Shipping associations have warned shipping companies that if they deploy private security guards on vessels sailing through areas considered dangerous, they should be wary of responding on force to attacks from state-sponsored military groups.
The industry advisory said ships that switched off their AIS tracking transponders to avoid detection could also complicate rescue efforts if they ran into trouble.
The commercial shipping industry contributed significantly to the end of the piracy epidemic off Somalia in the period 2008-2012 by putting armed security guards on board. Although well-organized, the pirates were not strong militarily, and were not used to or able to cope with people firing back from ships they planned to kidnap.
However, a similar tactic might be less wise against attacks from Houthi militia, shippers have been advised, as (a) the attackers are militarily more sophisticated and (b) such a response could lead to an escalation of the situation in the region as a whole.
In an advisory issued on Friday by the shipping industry’s leading associations, companies were urged to “complete a thorough risk assessment when considering the use of armed guards.
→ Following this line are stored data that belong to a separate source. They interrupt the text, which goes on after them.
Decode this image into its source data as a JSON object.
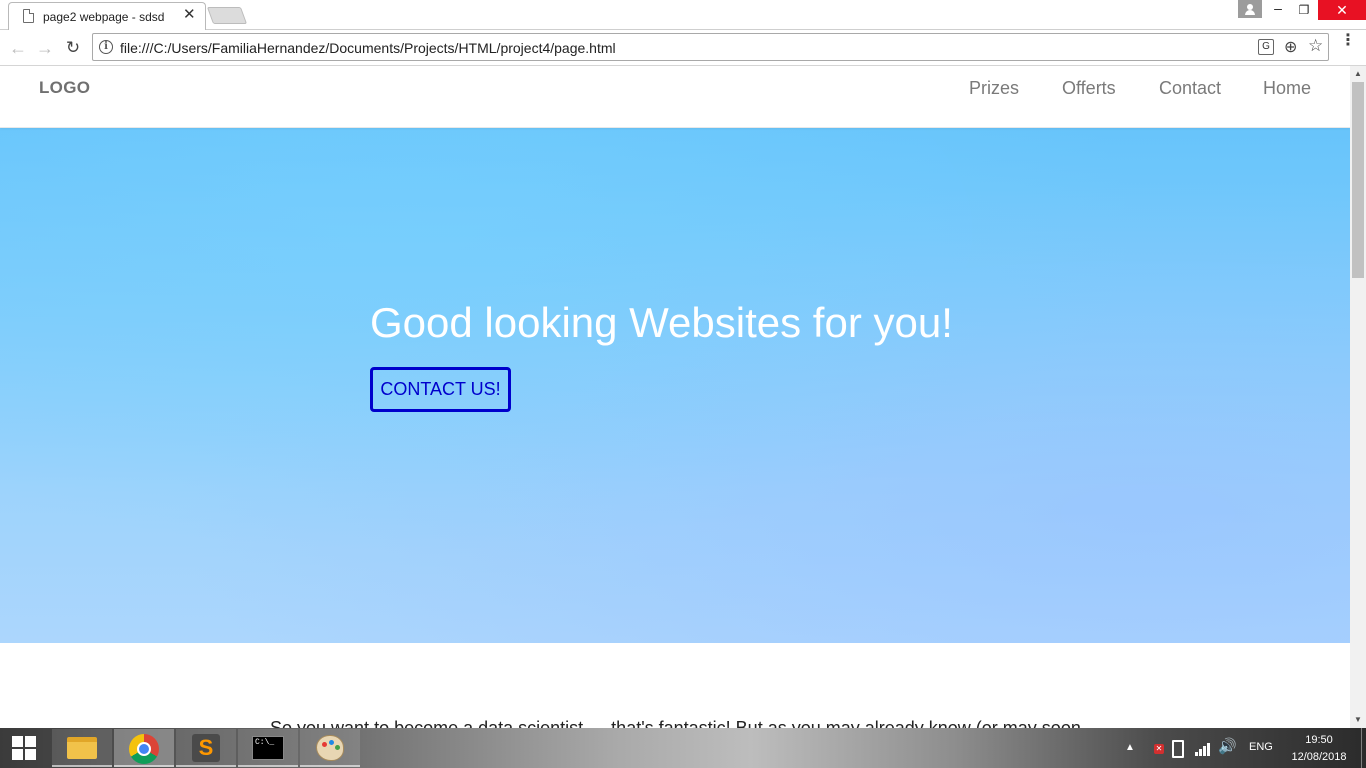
{
  "browser": {
    "tab": {
      "title": "page2 webpage - sdsd",
      "close": "✕"
    },
    "window_controls": {
      "minimize": "–",
      "restore": "❐",
      "close": "✕"
    },
    "toolbar": {
      "back": "←",
      "forward": "→",
      "reload": "↻"
    },
    "address": {
      "url": "file:///C:/Users/FamiliaHernandez/Documents/Projects/HTML/project4/page.html",
      "info": "i",
      "translate": "G",
      "zoom": "⊕",
      "bookmark": "☆",
      "menu": "⋮"
    }
  },
  "site": {
    "logo": "LOGO",
    "nav": [
      "Prizes",
      "Offerts",
      "Contact",
      "Home"
    ],
    "hero": {
      "title": "Good looking Websites for you!",
      "cta": "CONTACT US!"
    },
    "body_text": "So you want to become a data scientist — that's fantastic! But as you may already know (or may soon"
  },
  "scrollbar": {
    "up": "▲",
    "down": "▼"
  },
  "taskbar": {
    "tray": {
      "chevron": "▲",
      "volume": "🔊",
      "language": "ENG",
      "time": "19:50",
      "date": "12/08/2018"
    },
    "cmd_text": "C:\\_",
    "sublime_glyph": "S"
  },
  "colors": {
    "hero_top": "#67c4fb",
    "hero_bottom": "#acd6fd",
    "cta": "#0000cc",
    "close_red": "#e81123"
  }
}
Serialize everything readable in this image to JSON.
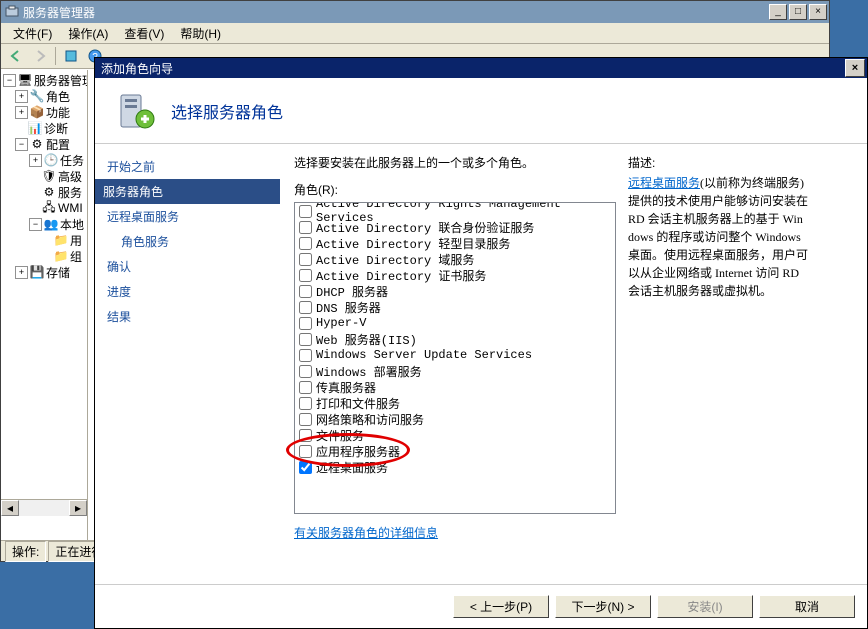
{
  "parent": {
    "title": "服务器管理器",
    "menu": {
      "file": "文件(F)",
      "action": "操作(A)",
      "view": "查看(V)",
      "help": "帮助(H)"
    },
    "status_label": "操作:",
    "status_value": "正在进行"
  },
  "tree": {
    "root": "服务器管理",
    "roles": "角色",
    "features": "功能",
    "diag": "诊断",
    "config": "配置",
    "task": "任务",
    "adv": "高级",
    "svc": "服务",
    "wmi": "WMI",
    "local": "本地",
    "usr": "用",
    "grp": "组",
    "storage": "存储"
  },
  "dialog": {
    "title": "添加角色向导",
    "heading": "选择服务器角色",
    "nav": {
      "before": "开始之前",
      "roles": "服务器角色",
      "rds": "远程桌面服务",
      "rsvc": "角色服务",
      "confirm": "确认",
      "progress": "进度",
      "result": "结果"
    },
    "prompt": "选择要安装在此服务器上的一个或多个角色。",
    "roles_label": "角色(R):",
    "roles": [
      {
        "label": "Active Directory Rights Management Services",
        "checked": false
      },
      {
        "label": "Active Directory 联合身份验证服务",
        "checked": false
      },
      {
        "label": "Active Directory 轻型目录服务",
        "checked": false
      },
      {
        "label": "Active Directory 域服务",
        "checked": false
      },
      {
        "label": "Active Directory 证书服务",
        "checked": false
      },
      {
        "label": "DHCP 服务器",
        "checked": false
      },
      {
        "label": "DNS 服务器",
        "checked": false
      },
      {
        "label": "Hyper-V",
        "checked": false
      },
      {
        "label": "Web 服务器(IIS)",
        "checked": false
      },
      {
        "label": "Windows Server Update Services",
        "checked": false
      },
      {
        "label": "Windows 部署服务",
        "checked": false
      },
      {
        "label": "传真服务器",
        "checked": false
      },
      {
        "label": "打印和文件服务",
        "checked": false
      },
      {
        "label": "网络策略和访问服务",
        "checked": false
      },
      {
        "label": "文件服务",
        "checked": false
      },
      {
        "label": "应用程序服务器",
        "checked": false
      },
      {
        "label": "远程桌面服务",
        "checked": true
      }
    ],
    "desc_heading": "描述:",
    "desc_link": "远程桌面服务",
    "desc_rest": "(以前称为终端服务) 提供的技术使用户能够访问安装在 RD 会话主机服务器上的基于 Windows 的程序或访问整个 Windows 桌面。使用远程桌面服务，用户可以从企业网络或 Internet 访问 RD 会话主机服务器或虚拟机。",
    "more_link": "有关服务器角色的详细信息",
    "buttons": {
      "prev": "< 上一步(P)",
      "next": "下一步(N) >",
      "install": "安装(I)",
      "cancel": "取消"
    }
  }
}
Caution should be taken when managing their employment and rules of engagement should consider the risk of escalation”.
Maritime security company Ambrey said last week that there had been an “exchange of fire” between armed guards onboard a vessel and armed assailants who that was attacked by a speedboat with armed assailants.
The Marshall Islands shipping registry said in a separate note on Thursday that vessels were advised “reassess rules for the use of force with their private maritime security company”, adding that “a clear distinction should be made between suspected attackers with small arms and military forces with more advanced weaponry”.
The Marshall Islands said that engagement with military forces was not advised.